Os tumores hepáticos primários em crianças são extremamente raros, representando apenas 1% a 4% de todos os tumores sólidos pediátricos. Entre eles, o hepatoblastoma (HBL) é o mais comum nos primeiros dois anos de vida. Por outro lado, a hiperplasia nodular focal (HNF) costuma ser diagnosticada em idades mais avançadas e raramente é descrita como uma lesão congênita. A diferenciação entre essas condições, especialmente entre lesões semelhantes à HNF e o HBL puro-fetal, pode ser desafiadora, impactando diretamente nas decisões terapêuticas importantes.

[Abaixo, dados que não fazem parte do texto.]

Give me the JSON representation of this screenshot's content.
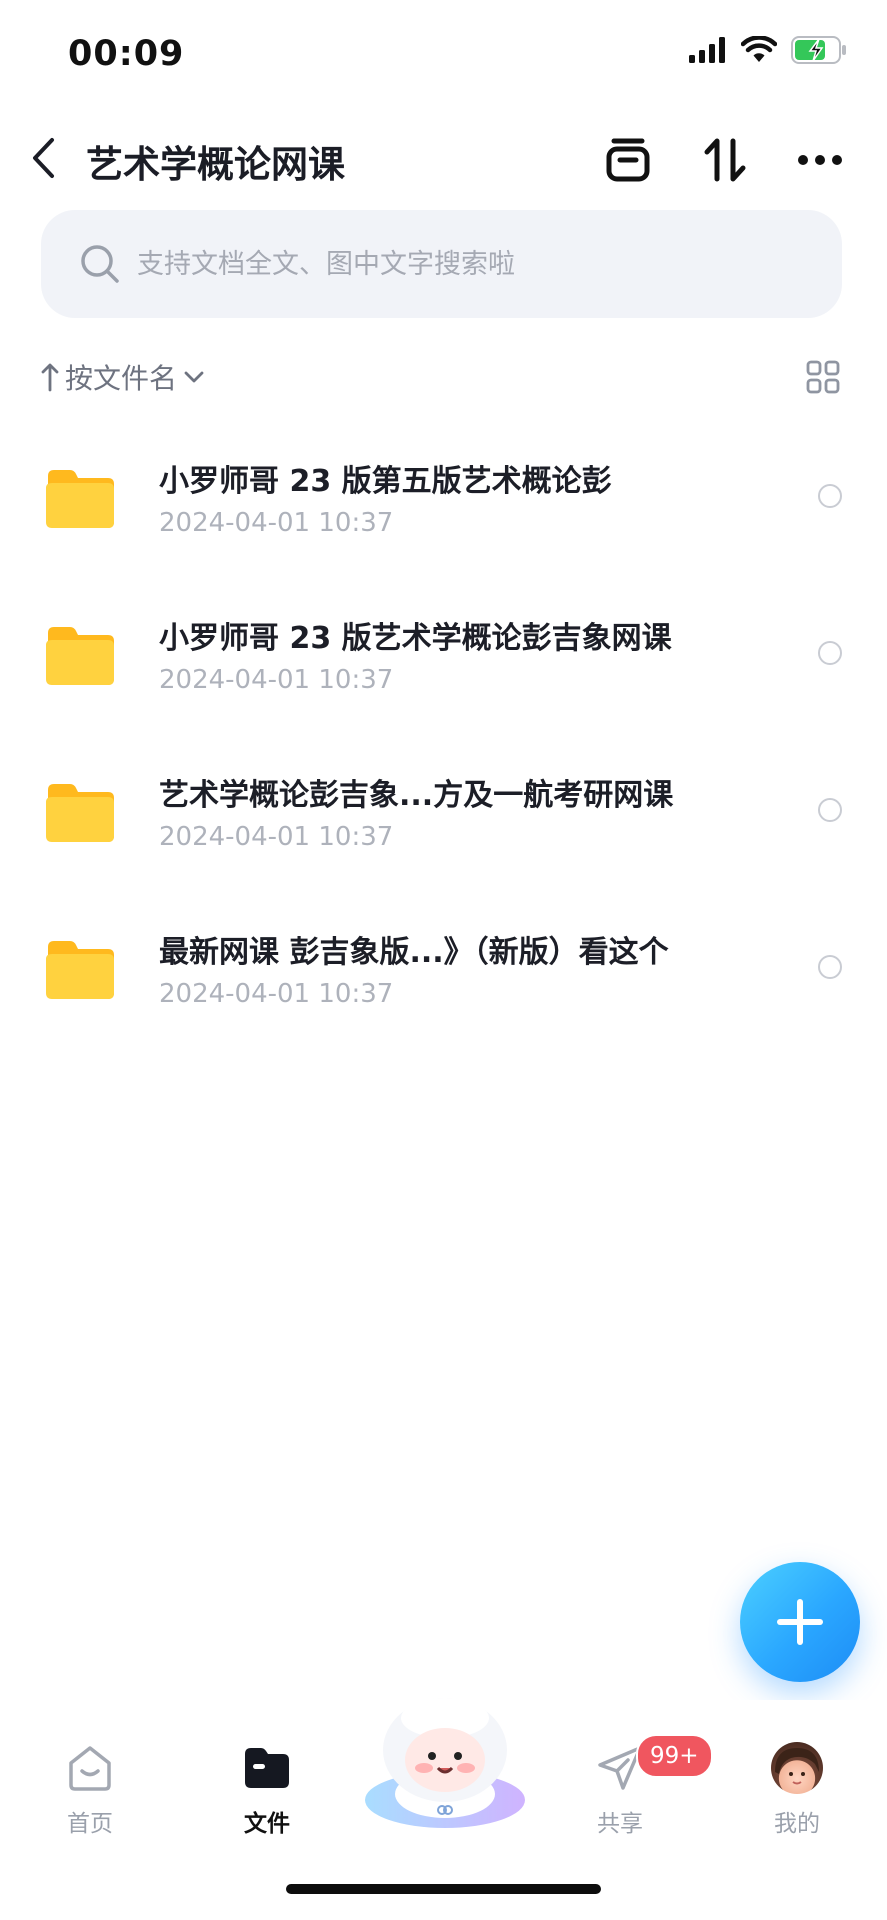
{
  "status_bar": {
    "time": "00:09"
  },
  "header": {
    "title": "艺术学概论网课"
  },
  "search": {
    "placeholder": "支持文档全文、图中文字搜索啦"
  },
  "sort": {
    "label": "按文件名"
  },
  "files": [
    {
      "name": "小罗师哥 23 版第五版艺术概论彭",
      "date": "2024-04-01 10:37"
    },
    {
      "name": "小罗师哥 23 版艺术学概论彭吉象网课",
      "date": "2024-04-01 10:37"
    },
    {
      "name": "艺术学概论彭吉象...方及一航考研网课",
      "date": "2024-04-01 10:37"
    },
    {
      "name": "最新网课 彭吉象版...》（新版）看这个",
      "date": "2024-04-01 10:37"
    }
  ],
  "bottom_nav": {
    "home": "首页",
    "files": "文件",
    "share": "共享",
    "share_badge": "99+",
    "me": "我的"
  },
  "colors": {
    "accent": "#2aa7ff",
    "folder": "#ffc83d",
    "badge": "#f0565f"
  }
}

Este relato descreve um recém-nascido com uma lesão hepática congênita semelhante à HNF que foi inicialmente confundida com hepatoblastoma, resultando em uma ressecção hepática potencialmente evitável.
Apresentação do caso
Um recém-nascido de três dias foi encaminhado após detecção pré-natal de uma massa hepática. Inicialmente, suspeitou-se de hemangioma hepático, mas a ultrassonografia e a ressonância magnética com contraste mostraram características indeterminadas entre hemangioma e HBL. Após descartar a possibilidade de um hemangioma, o paciente foi submetido a uma biópsia percutânea que sugeriu HBL de padrão fetal bem diferenciado, apoiando a decisão de uma hepatectomia direita. Contudo, a análise definitiva da peça cirúrgica concluiu tratar-se de uma lesão semelhante à hiperplasia nodular focal.
Veja as características histológicas
A lesão era composta por trabéculas hepáticas bem organizadas, dilatação sinusoidal e espaços portais preservados. A marcação imunohistoquímica confirmou positividade para β-catenina (padrão de membrana) e glicoproteína glicpican-3, mas sem os padrões nucleares típicos do HBL, favorecendo na verdade, o diagnóstico de HNF.
Revisão da literatura — Casos semelhantes
A análise da literatura identificou apenas oito outros casos semelhantes relatados. As características comuns incluíram localização no lobo hepático direito, tamanho médio de cerca de 3,7 cm e níveis normais ou discretamente elevados de alfa-fetoproteína (AFP). Em metade dos casos, a biópsia prévia permitiu o diagnóstico correto, evitando ressecções desnecessárias.
Aspectos radiológicos e imunohistoquímicos
As imagens por ressonância magnética (RM) e tomografia não apresentaram o clássico sinal de cicatriz central, dificultando a distinção da lesão. Além disso, a positividade para glicpican-3, frequentemente associada a malignidade, contribuiu para a suspeita equivocada de HBL. A falta de padrões moleculares específicos e a semelhança histológica entre FNH e HBL puro-fetal representam um grande desafio diagnóstico.
Figura 1. Adaptado de World J Pediatr Surg. 2025 Apr 14;8(2):e00098 – RM com contraste mostrando massa nodular polilobada medindo 30×28 mm caracterizada por hipersinal não homogêneo nas sequências ponderadas em T2 (A transversal; B coronal) e hipossinal leve nas sequências ponderadas em T1 (C coronal, D transversal).
Implicações clínicas
Este caso ressalta a importância de considerar as lesões semelhantes à hiperplasia nodular focal (HNF-like) no diagnóstico diferencial de massas hepáticas congênitas, especialmente em recém-nascidos assintomáticos. Ainda que a cirurgia tenha permitido um diagnóstico definitivo, a melhor caracterização pré-operatória poderia ter evitado a hepatectomia.
Conclusão
A lesão semelhante à hiperplasia nodular focal (HNF-like) congênita é uma entidade extremamente rara que pode mimetizar hepatoblastoma em recém-nascidos, levando a decisões terapêuticas radicais, como a hepatecmotomia. A sobreposição clínica, radiológica e imunohistoquímica entre essas duas condições torna o diagnóstico pré-operatório desafiador, até mesmo para cirurgiões pediátricos experientes. Este caso evidencia a necessidade de cautela na interpretação de biópsias limitadas e a consideração de HFN-like no espectro de diagnósticos diferenciais para massas hepáticas congênitas. Embora a ressecção possa ser necessária em alguns casos para diagnóstico definitivo, maior conhecimento dessa possibilidade pode ajudar a evitar intervenções cirúrgicas desnecessárias no futuro.